Service user and carer involvement

The experiences of people with eating disorders, their families, and carers are integral to shaping services. The CRG prioritises meaningful engagement with experts by experience to ensure that their insights inform service design, policy decisions, and workforce development. This involvement is key to creating patient-centred care models that improve experiences and outcomes across all age groups.

The CRG remains committed to driving innovation, improving access, and ensuring that services are responsive to the evolving needs of people with eating disorders. Through collaboration with providers, commissioners, and experts by experience, the CRG supports the transformation of eating disorder care across England.

Membership

The CRG is a clinically led group whose membership consists of a diverse group of clinical and non-clinical members who bring expertise from across the eating disorder pathway:

  • CRG Chair and National Specialty Advisor:  Dasha Nicholls – Professor of Child and Adolescent Psychiatry and Honorary Consultant, Imperial College London and Central and Northwest London NHS Foundation Trust
  • Co-Chair and Lead Commissioner: Marlon Brown
  • Clinical Members: Dr Frances Connan, Dr Simona Baracaia, Dr Emma Blake, Dr Adaeze Bradshaw, Dr Sarah Maxwell, Dr Joanna Miatt, Dr David Ochando, Ursula Philpot, Dr Emma Tiffin
  • ED Charity Membership: Umairah Malik (B.E.A.T)
  • Patient and Public Voice Members: Natalie Butt, Claire Mundle, Matthew Wilson 

Products

A key part of the CRG’s work is to develop a range of commissioning products, including service specifications, quality dashboards and commissioning policies and guidance.

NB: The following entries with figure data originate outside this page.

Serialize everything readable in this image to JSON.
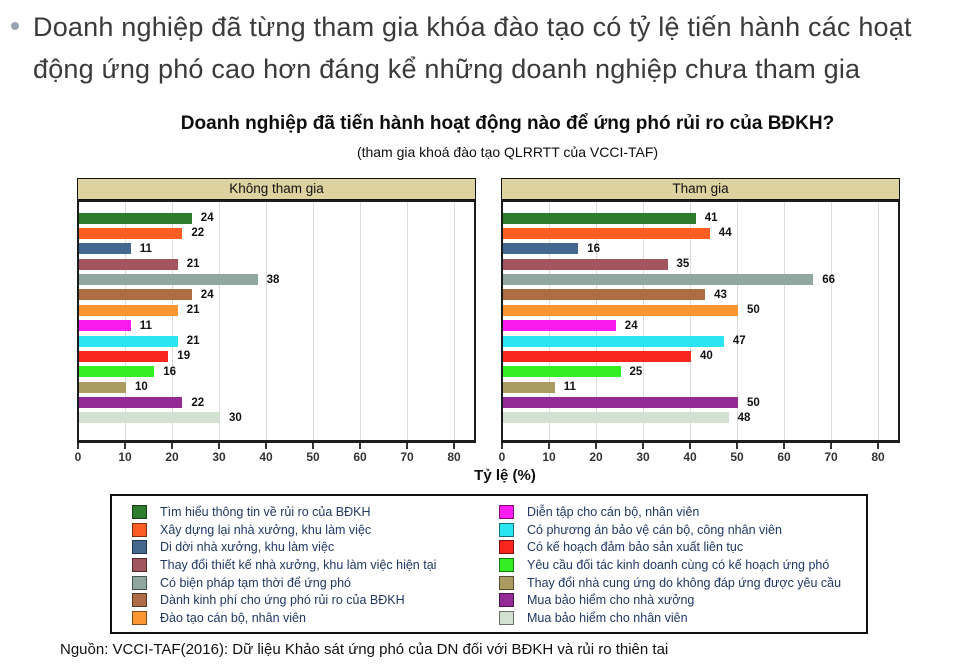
{
  "page": {
    "heading": "Doanh nghiệp đã từng tham gia khóa đào tạo có tỷ lệ tiến hành các hoạt động ứng phó cao hơn đáng kể những doanh nghiệp chưa tham gia",
    "source": "Nguồn: VCCI-TAF(2016): Dữ liệu Khảo sát ứng phó của DN đối với BĐKH và rủi ro thiên tai"
  },
  "chart_data": {
    "type": "bar",
    "orientation": "horizontal",
    "title": "Doanh nghiệp đã tiến hành hoạt động nào để ứng phó rủi ro của BĐKH?",
    "subtitle": "(tham gia khoá đào tạo QLRRTT của VCCI-TAF)",
    "xlabel": "Tỷ lệ (%)",
    "xlim": [
      0,
      85
    ],
    "xticks": [
      0,
      10,
      20,
      30,
      40,
      50,
      60,
      70,
      80
    ],
    "grid": true,
    "legend_position": "bottom",
    "panel_header_bg": "#ddd3a0",
    "categories": [
      "Tìm hiểu thông tin về rủi ro của BĐKH",
      "Xây dựng lại nhà xưởng, khu làm việc",
      "Di dời nhà xưởng, khu làm việc",
      "Thay đổi thiết kế nhà xưởng, khu làm việc hiện tại",
      "Có biện pháp tạm thời để ứng phó",
      "Dành kinh phí cho ứng phó rủi ro của BĐKH",
      "Đào tạo cán bộ, nhân viên",
      "Diễn tập cho cán bộ, nhân viên",
      "Có phương án bảo vệ cán bộ, công nhân viên",
      "Có kế hoạch đảm bảo sản xuất liên tục",
      "Yêu cầu đối tác kinh doanh cùng có kế hoạch ứng phó",
      "Thay đổi nhà cung ứng do không đáp ứng được yêu cầu",
      "Mua bảo hiểm cho nhà xưởng",
      "Mua bảo hiểm cho nhân viên"
    ],
    "colors": [
      "#2e7d2e",
      "#fb5d23",
      "#44688e",
      "#a2545f",
      "#8fa79e",
      "#ad6c44",
      "#fb9632",
      "#fb1bee",
      "#2be5f3",
      "#f8251f",
      "#33ee22",
      "#aa9b61",
      "#942b94",
      "#d3e1d2"
    ],
    "series": [
      {
        "name": "Không tham gia",
        "values": [
          24,
          22,
          11,
          21,
          38,
          24,
          21,
          11,
          21,
          19,
          16,
          10,
          22,
          30
        ]
      },
      {
        "name": "Tham gia",
        "values": [
          41,
          44,
          16,
          35,
          66,
          43,
          50,
          24,
          47,
          40,
          25,
          11,
          50,
          48
        ]
      }
    ]
  }
}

These are tools that will be used by regional specialised commissioning teams and lead providers for NHS-led provider collaboratives.

Service specifications

Service specifications are important in clearly defining the standards of care expected from organisations funded by NHS England to provide specialised care. The specifications have been developed by specialised clinicians, professionals, commissioners, experts by experience (patients and carers), and public health representatives to describe both core and developmental service standards. Core standards are those that all funded providers should be able to demonstrate, with developmental standards being those which may require further changes in practice over time to provide excellence in the field.